For more than ten years, Kuku Djungan woman Aunty Nicole Williams has been a constant presence, shaping the lives of young women at Carinity Education Southside in Meanjin (Brisbane).
Beyond her role as a teacher at the all-girls special assistance school, she holds a notable influence as an artist and cultural leader.
Recently, she tasked with crafting an artwork for a collection, a commission bestowed upon her by Cre8ve Nations in collaboration with Brisbane City Council.
Her commissioned artwork, titled "Reflections," is showcased in the bustling Queen Street Mall, centring on two pivotal aspects of her life: her cultural identity and a deep affection for the environment.
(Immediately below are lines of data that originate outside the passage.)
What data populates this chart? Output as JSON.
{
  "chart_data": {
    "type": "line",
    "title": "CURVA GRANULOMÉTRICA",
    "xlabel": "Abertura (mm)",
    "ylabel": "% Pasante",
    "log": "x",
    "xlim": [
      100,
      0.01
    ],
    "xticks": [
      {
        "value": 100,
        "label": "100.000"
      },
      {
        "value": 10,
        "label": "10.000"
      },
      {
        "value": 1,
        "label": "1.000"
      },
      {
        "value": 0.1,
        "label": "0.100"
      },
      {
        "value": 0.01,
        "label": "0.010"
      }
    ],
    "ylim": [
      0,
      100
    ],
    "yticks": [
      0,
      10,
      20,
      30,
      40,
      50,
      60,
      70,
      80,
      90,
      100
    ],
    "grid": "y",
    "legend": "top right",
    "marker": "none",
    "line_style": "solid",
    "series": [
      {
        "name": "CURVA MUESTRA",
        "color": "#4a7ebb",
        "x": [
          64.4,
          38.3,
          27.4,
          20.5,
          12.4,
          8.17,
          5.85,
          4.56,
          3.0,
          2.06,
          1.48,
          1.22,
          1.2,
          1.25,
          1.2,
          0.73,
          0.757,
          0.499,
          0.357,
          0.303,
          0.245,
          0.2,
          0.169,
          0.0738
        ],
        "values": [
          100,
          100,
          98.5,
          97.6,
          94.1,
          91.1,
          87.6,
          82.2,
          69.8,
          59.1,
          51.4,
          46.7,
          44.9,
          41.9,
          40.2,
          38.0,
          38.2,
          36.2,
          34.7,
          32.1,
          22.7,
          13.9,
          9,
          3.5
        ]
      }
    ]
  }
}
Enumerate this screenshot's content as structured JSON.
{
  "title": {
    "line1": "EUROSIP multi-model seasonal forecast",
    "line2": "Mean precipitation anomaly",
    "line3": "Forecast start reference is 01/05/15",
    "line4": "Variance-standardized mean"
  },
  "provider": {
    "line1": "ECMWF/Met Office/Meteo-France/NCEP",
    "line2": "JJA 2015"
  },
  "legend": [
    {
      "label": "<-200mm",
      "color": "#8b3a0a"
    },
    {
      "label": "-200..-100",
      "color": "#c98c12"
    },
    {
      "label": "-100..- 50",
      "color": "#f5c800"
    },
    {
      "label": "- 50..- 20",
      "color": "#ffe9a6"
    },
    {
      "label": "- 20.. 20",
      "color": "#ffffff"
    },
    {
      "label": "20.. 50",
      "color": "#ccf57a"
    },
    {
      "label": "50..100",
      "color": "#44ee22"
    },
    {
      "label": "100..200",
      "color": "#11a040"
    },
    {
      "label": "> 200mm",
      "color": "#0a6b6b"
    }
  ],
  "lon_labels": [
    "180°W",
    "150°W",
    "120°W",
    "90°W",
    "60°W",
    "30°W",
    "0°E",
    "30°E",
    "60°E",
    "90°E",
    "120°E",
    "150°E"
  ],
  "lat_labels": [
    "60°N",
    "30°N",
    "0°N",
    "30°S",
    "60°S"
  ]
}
"The art installation is about the reflections in our lives and our connection to
country, places and space. It highlights what these relationships mean for us –
the First Nations people – and ultimately as people collectively on this planet,"
Aunty Nicole said.
"It's about the waterways, but it's also the parallels with our lives too. We go
on such a journey through life, the different changes and seasons of our lives.
"It's a statement about my commitment to nature and my commitment to the
First Nations people."
The artwork features some of Aunty Nicole's favourite creative strands,
including calligraphy transferred to repurposed metal.
She says her degradable art, which will eventually "break down and go back
into the environment", is "an extension of my determination to be a recycler".
"A lot of my art uses really simple resources, like food colouring, to create
some beautiful colours without the need to buy paint," Aunty Nicole said.
"There's a joy in knowing that a little bit of extra effort is going to create
Describing herself as a "functional artist," Aunty Nicole transcens aesthetics by instilling practical purpose into her creations.
Ranging from crafting bucket hats and carry bags using old clothing to revitalising used paper through recycling and recolouring, she consistently upholds those principles of sustainability.
Aunty Nicole extends her creative skills to empower and inspire students at Carinity Education Southside.
This involves guiding them in crafting designs and screen-printing their own t-shirts, as well as recognising value in older and discarded items.
"The reality is a lot of the young people from our school come from families
who are economically challenged," Aunty Nicole said.
"I try to instil in and inspire the young people at school that you don't have to
have all these flash things; sometimes simple things work just as effectively.
"My colleagues and I take students to the recycle shops. They can see what
wealth and resources are at their fingertips there."
Aunty Nicole is "all about economic empowerment" and inspiring the youth to
think about "financial freedom, to have a choice and have possibilities".
"Start right now. Recycle cans or make something and sell it online, through all
the social media networks that you can tap into. Put a price on it and see what
happens," she said.
Aunty Nicole's unwavering passion for art, the environment, and her culture
make her a wonderful role model for aspiring indigenous artists at Carinity Education Southside.